Na und pflückst du gern Beeren? Und pickst dich dabei?

Dann lass dich belehren, Schmerz geht bald vorbei
Du mußt bescheiden aber nicht gierig am Leben sein,
sonst tust du dir weh! Du bist verletzt und zahlst nur drauf..

Darum pflücke gleich, mit dem richtigen Dreh! Denn mit Gemütlichkeit kommt auch das Glück zu dir! Es kommt zu Dir, es kommt zu Dir…. Das ist ein Leben!

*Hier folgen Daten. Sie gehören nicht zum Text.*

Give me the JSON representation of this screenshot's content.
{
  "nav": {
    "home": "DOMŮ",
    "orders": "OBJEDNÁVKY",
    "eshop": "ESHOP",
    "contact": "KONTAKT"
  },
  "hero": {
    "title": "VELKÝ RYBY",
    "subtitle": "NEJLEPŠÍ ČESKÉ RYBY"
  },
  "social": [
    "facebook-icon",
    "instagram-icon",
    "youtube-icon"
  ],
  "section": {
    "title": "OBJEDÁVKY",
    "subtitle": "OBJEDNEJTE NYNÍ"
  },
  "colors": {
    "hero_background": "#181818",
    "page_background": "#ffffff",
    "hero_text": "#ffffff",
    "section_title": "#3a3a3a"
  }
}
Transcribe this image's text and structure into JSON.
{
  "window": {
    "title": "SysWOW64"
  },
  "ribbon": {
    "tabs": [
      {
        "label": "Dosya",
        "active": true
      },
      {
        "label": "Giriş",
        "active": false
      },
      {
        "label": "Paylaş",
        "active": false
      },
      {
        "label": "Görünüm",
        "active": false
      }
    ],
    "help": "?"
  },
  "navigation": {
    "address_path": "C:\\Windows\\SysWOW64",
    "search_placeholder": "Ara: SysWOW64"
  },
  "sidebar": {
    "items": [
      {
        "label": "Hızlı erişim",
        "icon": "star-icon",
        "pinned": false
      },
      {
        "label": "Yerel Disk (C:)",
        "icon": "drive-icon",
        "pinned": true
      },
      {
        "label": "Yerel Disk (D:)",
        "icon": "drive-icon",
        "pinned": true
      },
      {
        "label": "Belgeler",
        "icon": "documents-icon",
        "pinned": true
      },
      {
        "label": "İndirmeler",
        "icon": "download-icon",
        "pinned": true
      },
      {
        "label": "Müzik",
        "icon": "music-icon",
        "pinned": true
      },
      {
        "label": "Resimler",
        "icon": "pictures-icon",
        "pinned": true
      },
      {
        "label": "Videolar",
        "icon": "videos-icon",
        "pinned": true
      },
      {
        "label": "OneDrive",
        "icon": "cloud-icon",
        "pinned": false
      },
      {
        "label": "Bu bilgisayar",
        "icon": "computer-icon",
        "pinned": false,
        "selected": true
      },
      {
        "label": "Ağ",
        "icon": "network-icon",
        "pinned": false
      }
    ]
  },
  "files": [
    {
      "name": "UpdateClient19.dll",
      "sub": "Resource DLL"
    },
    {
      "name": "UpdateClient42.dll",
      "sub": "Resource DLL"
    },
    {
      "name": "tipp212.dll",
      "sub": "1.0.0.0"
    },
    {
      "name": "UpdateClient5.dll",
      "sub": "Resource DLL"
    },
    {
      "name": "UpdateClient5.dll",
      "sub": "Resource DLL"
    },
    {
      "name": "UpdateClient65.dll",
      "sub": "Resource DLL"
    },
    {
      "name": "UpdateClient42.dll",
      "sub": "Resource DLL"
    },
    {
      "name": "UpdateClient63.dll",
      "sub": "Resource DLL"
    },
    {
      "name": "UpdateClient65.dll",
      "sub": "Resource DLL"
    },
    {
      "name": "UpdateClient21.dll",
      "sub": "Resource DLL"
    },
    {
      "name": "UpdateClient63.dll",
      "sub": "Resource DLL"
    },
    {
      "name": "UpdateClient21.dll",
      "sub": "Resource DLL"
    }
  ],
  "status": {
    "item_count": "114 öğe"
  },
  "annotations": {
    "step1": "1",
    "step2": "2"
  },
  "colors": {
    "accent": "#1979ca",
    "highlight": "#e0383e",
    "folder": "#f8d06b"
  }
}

Oh Mann, es lebe das Leben!

(Auszug aus einem Lied aus Dschungelbuch)

Heute ist es soweit

Wir haben ein Plätzchen zum Ausruhen gefunden. Die Wäsche wird gelüftet, die Beine vom Körper weggestreckt, wunde H.s gepflegt, die Augen ausgeruht, die Seele baumeln gelassen, auf Vorrat gegessen und getrunken. Kurzum, hier ist es schön, hier bleiben wir! Wenn auch nur für einen Tag.

Weiter geht es Richtung Spanien

Wir sind heute einigermaßen ausgeruht für die nächsten Etappen. Die Grenze liegt ca. 90 km vor uns, mal sehen, ob wir es bis dorthin heute schaffen können. Manchmal möchte man einfach bleiben, weiter faulenzen und noch ne Runde im Meer drehen. Aber dann würden wir vielleicht noch viele andere schöne Dinge verpassen.

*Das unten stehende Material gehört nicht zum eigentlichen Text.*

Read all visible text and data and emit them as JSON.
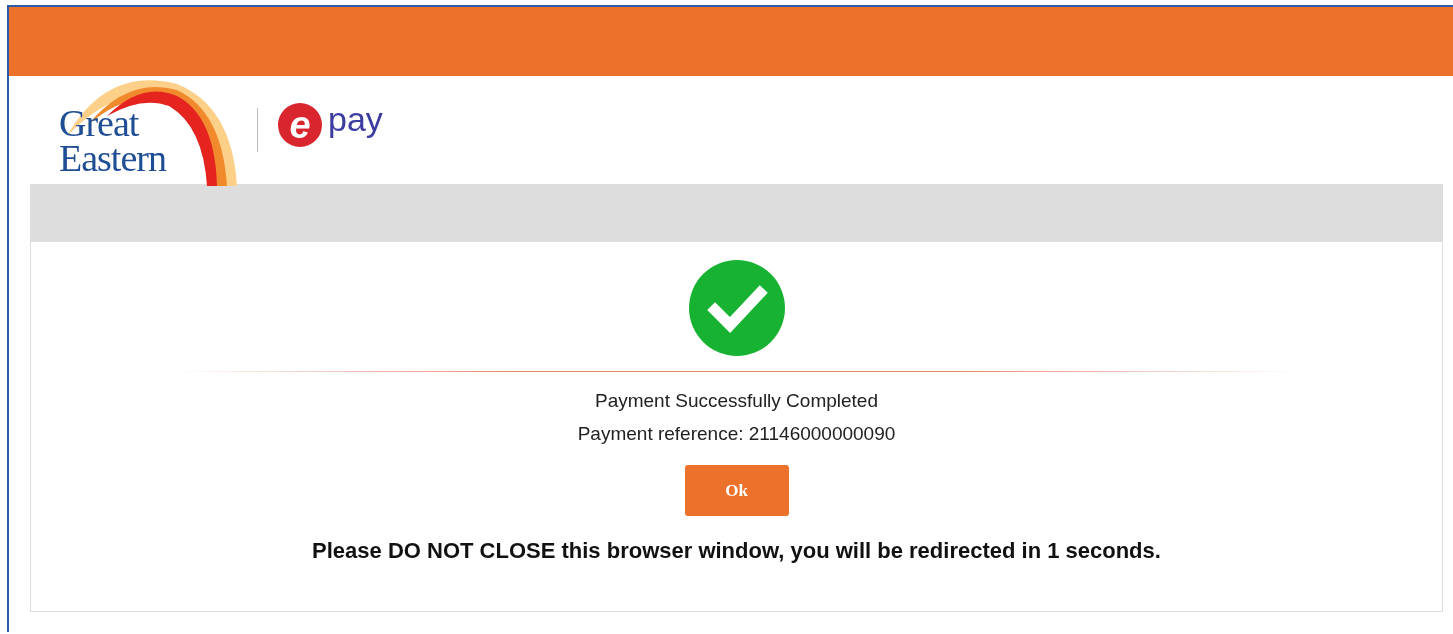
{
  "brand": {
    "name_lines": [
      "Great",
      "Eastern"
    ],
    "epay_mark": "e",
    "epay_word": "pay"
  },
  "result": {
    "success": true,
    "title": "Payment Successfully Completed",
    "reference": "Payment reference: 21146000000090"
  },
  "button": {
    "label": "Ok"
  },
  "notice": "Please DO NOT CLOSE this browser window, you will be redirected in 1 seconds."
}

Zum Glück sind uns nicht die Hände und vor allem die Füße und auch nicht der Geist gebunden, wie dem armen Kerl hier.

Ein heißer Ritt nach Spanien

Eigentlich wollte ich morgen früh noch ein letztes Croissant essen, das schmeckte so fantastisch in Frankreich, unter unzähligen anderen leckersten Dingen.

Ich möchte gerne Resümee ziehen über Frankreich. Es ist ein tolles Land, allem voran das Essen. Es ist extra sauber. So einen Straßenrand habe ich noch nirgends gesehen. Selbst in Deutschland ist es schmutziger. Die Franzosen sind sehr freundlich. Ich muss meine Vorurteile komplett revidieren.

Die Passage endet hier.